You made a mistake there; it should be 820, not 82. It’s also easier to make mistakes with your calculations using the secant method. My recommendation: use the method that Soroban and I used. :rolleyes:
• December 21st 2007, 11:58 AM
Geometor
haha thanks for pointing it out :D
i wrote 820 in my calculations though phew
• December 21st 2007, 03:04 PM
loui1410
Quote:

Originally Posted by Soroban
Hello, Geometor!

I have a solution . . . hope it's acceptable.

Let $x \:=\:OC.$

Draw an altitude from $O$ to $AB$; call it $OD.$

In right triangle $ODA,\:OA = 5,\:AD = 4\quad\Rightarrow\quad \cos A \:=\:\frac{4}{5}$

Law of Cosines: . $OC^2 \;=\;AC^2 + OA^2 - 2(AC)(OA)\cos A$

So we have: . $x^2 \;=\;18^2 + 5^2 - 2(18)(5)\left(\frac{4}{5}\right) \;=\;205$

Therefore: . $x\;=\;\sqrt{205}$

• December 21st 2007, 03:08 PM
JaneBennet
Because OAB is an isosceles triangle (so the perpendicular from O to AB bisects AB).
• December 21st 2007, 03:09 PM
loui1410
Oh right, sorry :o it's 2:07 AM here lol
• December 21st 2007, 04:25 PM
Plato
Quote:

Originally Posted by JaneBennet
My recommendation: use the method that Soroban and I used.

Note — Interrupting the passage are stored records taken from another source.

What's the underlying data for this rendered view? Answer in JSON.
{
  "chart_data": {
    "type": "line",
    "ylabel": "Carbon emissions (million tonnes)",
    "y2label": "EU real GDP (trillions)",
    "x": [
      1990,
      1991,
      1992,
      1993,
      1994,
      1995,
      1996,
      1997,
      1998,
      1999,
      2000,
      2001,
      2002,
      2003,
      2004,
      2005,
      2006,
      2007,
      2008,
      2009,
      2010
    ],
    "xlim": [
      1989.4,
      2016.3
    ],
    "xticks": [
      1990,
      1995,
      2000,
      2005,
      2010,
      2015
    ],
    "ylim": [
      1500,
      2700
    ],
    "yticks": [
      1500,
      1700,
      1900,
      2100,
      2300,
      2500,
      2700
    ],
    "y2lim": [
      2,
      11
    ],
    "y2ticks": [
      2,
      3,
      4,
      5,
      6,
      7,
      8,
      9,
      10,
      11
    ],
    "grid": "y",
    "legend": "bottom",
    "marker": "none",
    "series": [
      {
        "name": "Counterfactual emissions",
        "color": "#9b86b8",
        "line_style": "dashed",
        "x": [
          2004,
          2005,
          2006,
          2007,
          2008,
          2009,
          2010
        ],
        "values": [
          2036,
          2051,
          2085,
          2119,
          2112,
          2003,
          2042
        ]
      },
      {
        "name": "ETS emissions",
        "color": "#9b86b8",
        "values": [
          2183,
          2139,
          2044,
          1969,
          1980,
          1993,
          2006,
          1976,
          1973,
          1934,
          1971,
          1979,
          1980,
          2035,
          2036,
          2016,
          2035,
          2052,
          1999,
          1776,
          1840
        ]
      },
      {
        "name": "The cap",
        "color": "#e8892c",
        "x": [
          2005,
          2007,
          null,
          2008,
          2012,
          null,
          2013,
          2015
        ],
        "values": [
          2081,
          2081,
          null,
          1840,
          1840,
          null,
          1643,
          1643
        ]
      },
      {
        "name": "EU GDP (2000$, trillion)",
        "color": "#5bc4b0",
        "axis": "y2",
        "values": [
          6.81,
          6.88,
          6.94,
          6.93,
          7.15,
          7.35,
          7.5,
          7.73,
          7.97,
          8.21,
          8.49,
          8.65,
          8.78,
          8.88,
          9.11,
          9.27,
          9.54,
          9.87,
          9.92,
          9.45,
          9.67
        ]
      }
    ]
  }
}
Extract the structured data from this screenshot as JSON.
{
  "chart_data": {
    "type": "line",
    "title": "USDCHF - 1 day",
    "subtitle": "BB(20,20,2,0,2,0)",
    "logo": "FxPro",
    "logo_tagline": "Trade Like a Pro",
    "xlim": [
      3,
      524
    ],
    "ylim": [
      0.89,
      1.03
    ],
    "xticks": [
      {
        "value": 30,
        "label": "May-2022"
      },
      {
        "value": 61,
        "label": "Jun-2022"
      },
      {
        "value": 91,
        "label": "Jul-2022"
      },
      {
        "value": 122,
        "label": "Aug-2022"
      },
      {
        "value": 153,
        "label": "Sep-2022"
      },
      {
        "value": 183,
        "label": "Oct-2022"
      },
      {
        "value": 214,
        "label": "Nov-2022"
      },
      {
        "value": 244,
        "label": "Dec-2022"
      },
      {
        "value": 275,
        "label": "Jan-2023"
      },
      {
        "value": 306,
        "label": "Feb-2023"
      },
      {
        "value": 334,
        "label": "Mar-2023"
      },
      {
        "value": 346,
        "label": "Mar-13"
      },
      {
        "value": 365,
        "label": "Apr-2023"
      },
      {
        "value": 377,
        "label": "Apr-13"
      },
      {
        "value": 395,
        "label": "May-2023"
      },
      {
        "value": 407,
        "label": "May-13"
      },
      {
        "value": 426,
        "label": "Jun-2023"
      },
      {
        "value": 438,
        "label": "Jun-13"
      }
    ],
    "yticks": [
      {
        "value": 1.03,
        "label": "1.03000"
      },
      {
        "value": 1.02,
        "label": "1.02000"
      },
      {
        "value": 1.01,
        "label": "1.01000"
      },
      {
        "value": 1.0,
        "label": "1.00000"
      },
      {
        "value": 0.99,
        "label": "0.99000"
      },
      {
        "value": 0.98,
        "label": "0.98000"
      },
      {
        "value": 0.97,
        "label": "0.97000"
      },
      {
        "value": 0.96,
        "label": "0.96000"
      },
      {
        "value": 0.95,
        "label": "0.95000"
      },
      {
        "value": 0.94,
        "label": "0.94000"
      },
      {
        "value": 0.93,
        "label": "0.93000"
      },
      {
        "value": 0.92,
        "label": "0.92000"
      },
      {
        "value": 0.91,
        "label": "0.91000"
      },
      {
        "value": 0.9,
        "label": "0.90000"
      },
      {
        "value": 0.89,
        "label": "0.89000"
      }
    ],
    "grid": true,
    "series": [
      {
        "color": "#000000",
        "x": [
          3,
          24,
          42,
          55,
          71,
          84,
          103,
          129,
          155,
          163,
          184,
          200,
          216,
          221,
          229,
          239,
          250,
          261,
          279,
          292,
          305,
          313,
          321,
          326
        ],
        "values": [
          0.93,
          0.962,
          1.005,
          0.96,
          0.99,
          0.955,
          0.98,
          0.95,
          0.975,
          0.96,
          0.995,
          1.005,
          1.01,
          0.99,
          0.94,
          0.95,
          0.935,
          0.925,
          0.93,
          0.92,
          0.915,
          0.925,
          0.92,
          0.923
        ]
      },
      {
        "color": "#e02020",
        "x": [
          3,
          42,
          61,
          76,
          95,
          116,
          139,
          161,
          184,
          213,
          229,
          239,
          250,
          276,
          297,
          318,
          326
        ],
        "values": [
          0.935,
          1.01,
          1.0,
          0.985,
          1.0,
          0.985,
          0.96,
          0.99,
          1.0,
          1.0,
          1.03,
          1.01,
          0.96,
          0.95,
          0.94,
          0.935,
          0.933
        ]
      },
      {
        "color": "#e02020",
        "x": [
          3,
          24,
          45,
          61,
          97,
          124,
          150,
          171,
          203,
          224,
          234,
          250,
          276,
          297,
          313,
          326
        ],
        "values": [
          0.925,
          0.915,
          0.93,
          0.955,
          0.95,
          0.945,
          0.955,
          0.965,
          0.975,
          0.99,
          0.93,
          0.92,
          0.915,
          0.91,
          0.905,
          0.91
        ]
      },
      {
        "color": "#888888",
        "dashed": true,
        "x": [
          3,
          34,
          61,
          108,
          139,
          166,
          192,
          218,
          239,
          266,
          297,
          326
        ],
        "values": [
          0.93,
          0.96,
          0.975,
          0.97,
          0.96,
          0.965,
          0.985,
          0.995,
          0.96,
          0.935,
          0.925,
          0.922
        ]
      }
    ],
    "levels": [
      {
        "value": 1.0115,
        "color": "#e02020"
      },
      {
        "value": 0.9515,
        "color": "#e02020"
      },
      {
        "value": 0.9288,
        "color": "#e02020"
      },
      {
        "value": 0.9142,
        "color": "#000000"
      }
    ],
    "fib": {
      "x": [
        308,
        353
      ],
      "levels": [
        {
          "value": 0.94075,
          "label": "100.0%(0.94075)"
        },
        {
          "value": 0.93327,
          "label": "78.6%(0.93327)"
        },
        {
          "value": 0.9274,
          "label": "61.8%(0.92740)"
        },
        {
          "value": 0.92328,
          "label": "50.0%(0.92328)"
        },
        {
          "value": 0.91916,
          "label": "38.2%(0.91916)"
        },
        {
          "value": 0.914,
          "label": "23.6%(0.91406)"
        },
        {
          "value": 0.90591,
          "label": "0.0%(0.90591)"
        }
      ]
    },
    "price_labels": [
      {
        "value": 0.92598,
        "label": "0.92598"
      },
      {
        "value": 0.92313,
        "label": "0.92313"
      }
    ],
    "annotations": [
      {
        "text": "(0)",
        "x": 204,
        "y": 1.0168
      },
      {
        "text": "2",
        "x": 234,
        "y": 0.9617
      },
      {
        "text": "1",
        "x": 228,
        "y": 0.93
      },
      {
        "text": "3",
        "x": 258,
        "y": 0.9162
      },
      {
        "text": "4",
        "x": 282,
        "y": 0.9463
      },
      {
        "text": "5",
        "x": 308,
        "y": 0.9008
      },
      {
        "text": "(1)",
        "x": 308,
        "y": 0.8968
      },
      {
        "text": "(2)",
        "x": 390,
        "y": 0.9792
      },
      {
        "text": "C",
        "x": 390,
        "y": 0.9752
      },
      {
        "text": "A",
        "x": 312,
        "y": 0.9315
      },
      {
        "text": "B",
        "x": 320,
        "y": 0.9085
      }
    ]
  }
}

Reading the title of the posting “Circle Theorems” why would you recommend against using a very basic theorem about circles? The approach that you advocate is not unique to theorems about circles but rather belongs to the general discussion about triangles.
• December 21st 2007, 05:04 PM
JaneBennet
I didn’t realize you had to use the theorem to solve this problem. My apologies.